Sebastian Ramirez and Honji Wang
Wang Ramirez
Sadlers Wells

Sebastian Ramirez and Honji Wang in Borderline Credit: Agathe Poupeney
Wang Ramirez company dancers in Borderline Credit: Agathe Poupeney

Sadler’s Wells's annual Breakin’ Convention brings some of the most innovative dancers and makers in hip hop to the stage. Choreographic duo Sebastian Ramirez and Honji Wang have been creating work as their company Wang Ramirez since 2007 and at this year’s festival they present Borderline, a performance that fuses breaking, contemporary and ariel—with a twist.

In near darkness, we watch two female dancers in bungee harness struggle towards a cage-like metal cube. They play with the counterweight between them as they try to reach it, forever a step too far away.

Borderline revolves around a subtle, and very clever, use of rigging. It allows the cast of six—three male dancers, two female and one rigger—to execute moves with an incredible sense of weightlessness. In a duet between two of the male dancers, it at first appears they are using their body weight alone to move through a series of complex balances.

Yet, as they pull against and rebound off each other with astounding suppleness and elasticity, you begin to realise that they must also be working with rigging. It’s a masterful illusion and, because Ramirez and Wang do not always try to hide the wires, throughout Borderline you constantly question what is and what isn’t there.

Sometimes, the effect is puppet-like, the dancers’ limbs pulled in random directions as if controlled by an outside force which, in some respects, is exactly what is happening. The movement is choreographed to a fine-tuned balance between the dancers and the rigger and the interplay between them is fascinating to see.

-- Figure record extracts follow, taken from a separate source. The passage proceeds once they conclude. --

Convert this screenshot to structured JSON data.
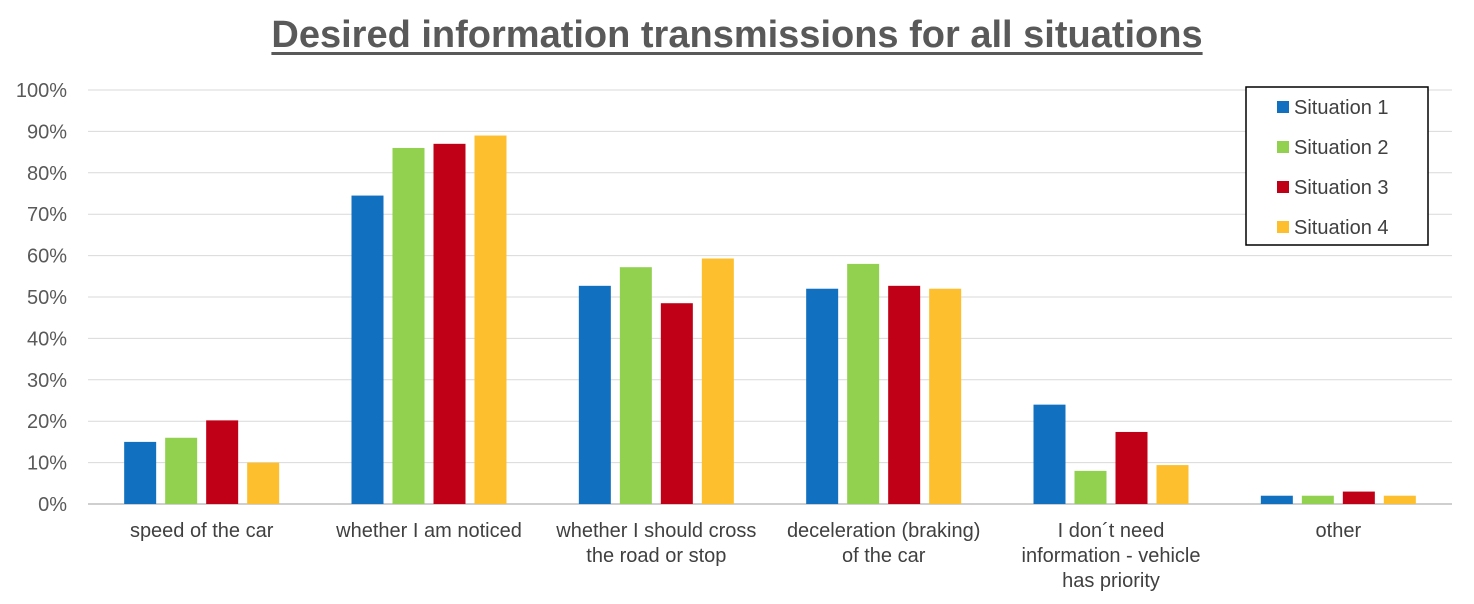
{
  "chart_data": {
    "type": "bar",
    "title": "Desired information transmissions for all situations",
    "xlabel": "",
    "ylabel": "",
    "ylim": [
      0,
      100
    ],
    "yticks": [
      "0%",
      "10%",
      "20%",
      "30%",
      "40%",
      "50%",
      "60%",
      "70%",
      "80%",
      "90%",
      "100%"
    ],
    "grid": true,
    "legend_position": "top-right",
    "categories": [
      [
        "speed of the car"
      ],
      [
        "whether I am noticed"
      ],
      [
        "whether I should cross",
        "the road or stop"
      ],
      [
        "deceleration (braking)",
        "of the car"
      ],
      [
        "I don´t need",
        "information - vehicle",
        "has priority"
      ],
      [
        "other"
      ]
    ],
    "series": [
      {
        "name": "Situation 1",
        "color": "#1170C0",
        "values": [
          15,
          74.5,
          52.7,
          52,
          24,
          2
        ]
      },
      {
        "name": "Situation 2",
        "color": "#92D050",
        "values": [
          16,
          86,
          57.2,
          58,
          8,
          2
        ]
      },
      {
        "name": "Situation 3",
        "color": "#C00016",
        "values": [
          20.2,
          87,
          48.5,
          52.7,
          17.4,
          3
        ]
      },
      {
        "name": "Situation 4",
        "color": "#FDBF2D",
        "values": [
          10,
          89,
          59.3,
          52,
          9.4,
          2
        ]
      }
    ]
  }
}
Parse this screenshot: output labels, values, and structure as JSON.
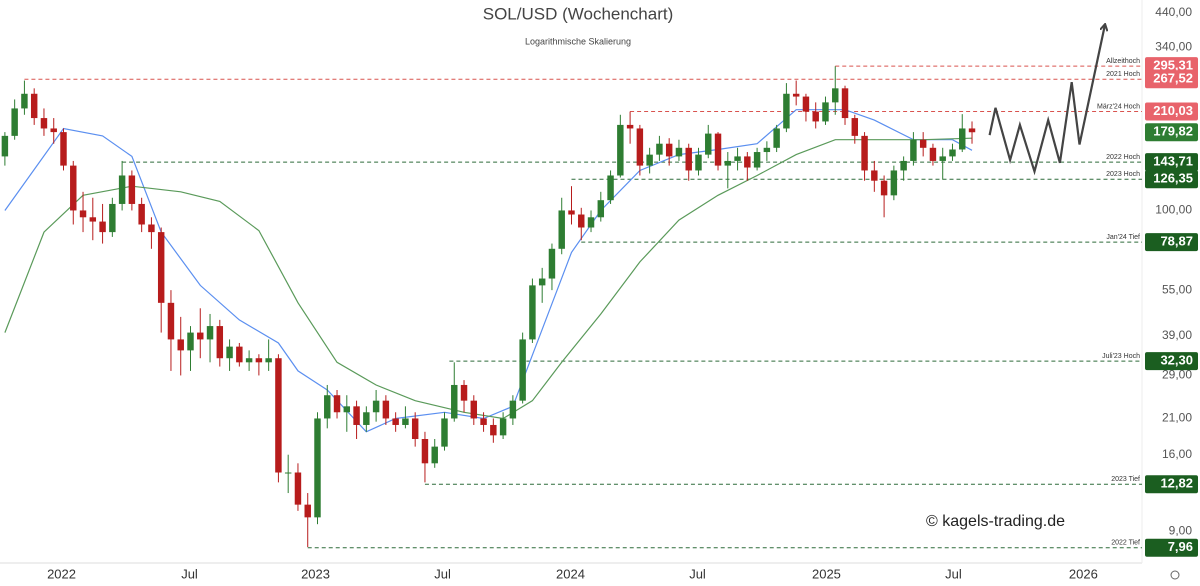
{
  "chart_data": {
    "type": "candlestick",
    "title": "SOL/USD (Wochenchart)",
    "subtitle": "Logarithmische Skalierung",
    "watermark": "© kagels-trading.de",
    "log_scale": true,
    "ylim": [
      7.1,
      485
    ],
    "yticks": [
      {
        "value": 440,
        "label": "440,00"
      },
      {
        "value": 340,
        "label": "340,00"
      },
      {
        "value": 100,
        "label": "100,00"
      },
      {
        "value": 55,
        "label": "55,00"
      },
      {
        "value": 39,
        "label": "39,00"
      },
      {
        "value": 29,
        "label": "29,00"
      },
      {
        "value": 21,
        "label": "21,00"
      },
      {
        "value": 16,
        "label": "16,00"
      },
      {
        "value": 9,
        "label": "9,00"
      }
    ],
    "xlim": [
      -0.5,
      116.4
    ],
    "xticks": [
      {
        "value": 5.8,
        "label": "2022"
      },
      {
        "value": 18.9,
        "label": "Jul"
      },
      {
        "value": 31.8,
        "label": "2023"
      },
      {
        "value": 44.8,
        "label": "Jul"
      },
      {
        "value": 57.9,
        "label": "2024"
      },
      {
        "value": 70.9,
        "label": "Jul"
      },
      {
        "value": 84.1,
        "label": "2025"
      },
      {
        "value": 97.1,
        "label": "Jul"
      },
      {
        "value": 110.4,
        "label": "2026"
      }
    ],
    "candles": {
      "up_color": "#2e7d32",
      "down_color": "#b71c1c",
      "ohlc": [
        [
          150,
          180,
          140,
          175
        ],
        [
          175,
          230,
          170,
          215
        ],
        [
          215,
          265,
          205,
          240
        ],
        [
          240,
          250,
          190,
          200
        ],
        [
          200,
          215,
          175,
          185
        ],
        [
          185,
          200,
          165,
          180
        ],
        [
          180,
          185,
          135,
          140
        ],
        [
          140,
          145,
          90,
          100
        ],
        [
          100,
          115,
          85,
          95
        ],
        [
          95,
          110,
          80,
          92
        ],
        [
          92,
          105,
          78,
          85
        ],
        [
          85,
          110,
          82,
          105
        ],
        [
          105,
          145,
          100,
          130
        ],
        [
          130,
          135,
          100,
          105
        ],
        [
          105,
          110,
          85,
          90
        ],
        [
          90,
          95,
          75,
          85
        ],
        [
          85,
          88,
          40,
          50
        ],
        [
          50,
          55,
          30,
          38
        ],
        [
          38,
          45,
          29,
          35
        ],
        [
          35,
          42,
          30,
          40
        ],
        [
          40,
          48,
          33,
          38
        ],
        [
          38,
          46,
          32,
          42
        ],
        [
          42,
          44,
          31,
          33
        ],
        [
          33,
          38,
          30,
          36
        ],
        [
          36,
          37,
          31,
          32
        ],
        [
          32,
          35,
          30,
          33
        ],
        [
          33,
          34,
          29,
          32
        ],
        [
          32,
          38,
          30,
          33
        ],
        [
          33,
          34,
          13,
          14
        ],
        [
          14,
          16,
          12,
          14
        ],
        [
          14,
          15,
          10.5,
          11
        ],
        [
          11,
          12,
          8,
          10
        ],
        [
          10,
          22,
          9.5,
          21
        ],
        [
          21,
          27,
          19.5,
          25
        ],
        [
          25,
          26,
          21,
          22
        ],
        [
          22,
          25,
          19,
          23
        ],
        [
          23,
          24,
          18,
          20
        ],
        [
          20,
          23,
          19,
          22
        ],
        [
          22,
          26,
          20.5,
          24
        ],
        [
          24,
          25,
          20,
          21
        ],
        [
          21,
          22,
          19,
          20
        ],
        [
          20,
          23,
          19.5,
          21
        ],
        [
          21,
          22,
          17,
          18
        ],
        [
          18,
          19,
          13,
          15
        ],
        [
          15,
          18,
          14.5,
          17
        ],
        [
          17,
          22,
          16.5,
          21
        ],
        [
          21,
          32,
          20.5,
          27
        ],
        [
          27,
          28,
          22,
          24
        ],
        [
          24,
          25,
          20,
          21
        ],
        [
          21,
          22,
          19,
          20
        ],
        [
          20,
          21,
          17.5,
          18.5
        ],
        [
          18.5,
          22,
          18,
          21
        ],
        [
          21,
          25,
          20,
          24
        ],
        [
          24,
          40,
          23.5,
          38
        ],
        [
          38,
          60,
          37,
          57
        ],
        [
          57,
          65,
          50,
          60
        ],
        [
          60,
          78,
          55,
          75
        ],
        [
          75,
          110,
          72,
          100
        ],
        [
          100,
          120,
          90,
          97
        ],
        [
          97,
          102,
          80,
          88
        ],
        [
          88,
          100,
          85,
          95
        ],
        [
          95,
          115,
          92,
          108
        ],
        [
          108,
          135,
          105,
          130
        ],
        [
          130,
          205,
          128,
          190
        ],
        [
          190,
          210,
          165,
          185
        ],
        [
          185,
          190,
          130,
          140
        ],
        [
          140,
          160,
          132,
          152
        ],
        [
          152,
          175,
          145,
          165
        ],
        [
          165,
          172,
          140,
          150
        ],
        [
          150,
          170,
          145,
          160
        ],
        [
          160,
          165,
          125,
          135
        ],
        [
          135,
          160,
          130,
          152
        ],
        [
          152,
          190,
          148,
          178
        ],
        [
          178,
          180,
          135,
          140
        ],
        [
          140,
          155,
          118,
          145
        ],
        [
          145,
          160,
          135,
          150
        ],
        [
          150,
          155,
          125,
          138
        ],
        [
          138,
          160,
          135,
          155
        ],
        [
          155,
          168,
          145,
          160
        ],
        [
          160,
          190,
          155,
          185
        ],
        [
          185,
          260,
          180,
          240
        ],
        [
          240,
          265,
          220,
          235
        ],
        [
          235,
          240,
          195,
          210
        ],
        [
          210,
          225,
          185,
          195
        ],
        [
          195,
          235,
          190,
          225
        ],
        [
          225,
          295,
          205,
          250
        ],
        [
          250,
          255,
          190,
          200
        ],
        [
          200,
          205,
          165,
          175
        ],
        [
          175,
          180,
          125,
          135
        ],
        [
          135,
          145,
          115,
          125
        ],
        [
          125,
          130,
          95,
          112
        ],
        [
          112,
          140,
          108,
          135
        ],
        [
          135,
          150,
          125,
          145
        ],
        [
          145,
          180,
          140,
          170
        ],
        [
          170,
          180,
          150,
          160
        ],
        [
          160,
          165,
          140,
          145
        ],
        [
          145,
          160,
          126,
          150
        ],
        [
          150,
          165,
          145,
          158
        ],
        [
          158,
          206,
          155,
          185
        ],
        [
          185,
          195,
          165,
          179.82
        ]
      ]
    },
    "moving_averages": [
      {
        "color": "#5b8ff0",
        "x": [
          0,
          6,
          10,
          13,
          16,
          20,
          24,
          28,
          30,
          33,
          37,
          40,
          45,
          49,
          52,
          55,
          58,
          61,
          65,
          69,
          73,
          77,
          81,
          86,
          89,
          93,
          97,
          99
        ],
        "values": [
          100,
          185,
          175,
          150,
          85,
          57,
          44,
          37,
          30,
          26,
          19,
          21,
          22,
          21,
          23,
          41,
          73,
          100,
          135,
          152,
          158,
          165,
          213,
          213,
          197,
          170,
          170,
          157
        ]
      },
      {
        "color": "#5a9a5a",
        "x": [
          0,
          4,
          8,
          13,
          18,
          22,
          26,
          30,
          34,
          38,
          42,
          47,
          51,
          54,
          57,
          61,
          65,
          69,
          73,
          77,
          81,
          85,
          90,
          94,
          99
        ],
        "values": [
          40,
          85,
          112,
          120,
          115,
          107,
          86,
          50,
          32,
          27,
          24,
          22,
          21,
          24,
          32,
          46,
          68,
          93,
          112,
          130,
          152,
          170,
          170,
          170,
          172
        ]
      }
    ],
    "projection": {
      "color": "#444444",
      "x": [
        100.8,
        101.4,
        102.9,
        103.9,
        105.4,
        106.8,
        108.0,
        109.2,
        110.0,
        112.6
      ],
      "values": [
        176,
        216,
        146,
        190,
        134,
        197,
        143,
        262,
        164,
        402
      ]
    },
    "levels": [
      {
        "name": "Allzeithoch",
        "value": 295.31,
        "label": "295,31",
        "start": 85,
        "color": "#e8636b",
        "line_color": "#d9534f"
      },
      {
        "name": "2021 Hoch",
        "value": 267.52,
        "label": "267,52",
        "start": 2,
        "color": "#e8636b",
        "line_color": "#d9534f"
      },
      {
        "name": "März'24 Hoch",
        "value": 210.03,
        "label": "210,03",
        "start": 64,
        "color": "#e8636b",
        "line_color": "#d9534f"
      },
      {
        "value": 179.82,
        "label": "179,82",
        "color": "#2e7d32"
      },
      {
        "name": "2022 Hoch",
        "value": 143.71,
        "label": "143,71",
        "start": 12,
        "color": "#1b5e20",
        "line_color": "#2e6b3a"
      },
      {
        "name": "2023 Hoch",
        "value": 126.35,
        "label": "126,35",
        "start": 58,
        "color": "#1b5e20",
        "line_color": "#2e6b3a"
      },
      {
        "name": "Jan'24 Tief",
        "value": 78.87,
        "label": "78,87",
        "start": 59,
        "color": "#1b5e20",
        "line_color": "#2e6b3a"
      },
      {
        "name": "Juli'23 Hoch",
        "value": 32.3,
        "label": "32,30",
        "start": 45.5,
        "color": "#1b5e20",
        "line_color": "#2e6b3a"
      },
      {
        "name": "2023 Tief",
        "value": 12.82,
        "label": "12,82",
        "start": 43,
        "color": "#1b5e20",
        "line_color": "#2e6b3a"
      },
      {
        "name": "2022 Tief",
        "value": 7.96,
        "label": "7,96",
        "start": 31,
        "color": "#1b5e20",
        "line_color": "#2e6b3a"
      }
    ]
  }
}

Although Borderline uses wires, the choreography is rarely airborne. It remains rooted in the grounded movements of b-boying and contemporary dance, and the tension of this constant pull between flight and earth bound movement brings new possibilities to partner work and breaking.

As they spin, jump and flip, the dancers seemingly resist the pull of gravity. It’s gripping, exciting choreography and the dancers clearly have fun performing it. At one point, the female dancers jauntily enter in super high heels. Their awkward strutting, combined with the smooth, intricate choreography, is an amusing combination and their captivated audience laughs along with them.

The closing scene takes a more serious tone with a duet between Wang and Ramirez. It’s the one moment where the choreography becomes airborne and the grace and fluidity of flight gives a romantic quality to their work. It’s a somewhat abrupt end as Wang soars away into the blackness, but it’s a credit to this company that you just don’t want the show to end.

In fact, it’s not quite the end. In true Breakin’ Convention style, the curtain call culminates in a battle between the cast: a quick burst of individual skills met by cheers and applause from an enthusiastic audience. Borderline is an endlessly intriguing work, intelligent but fun—if you get a chance, go and see it.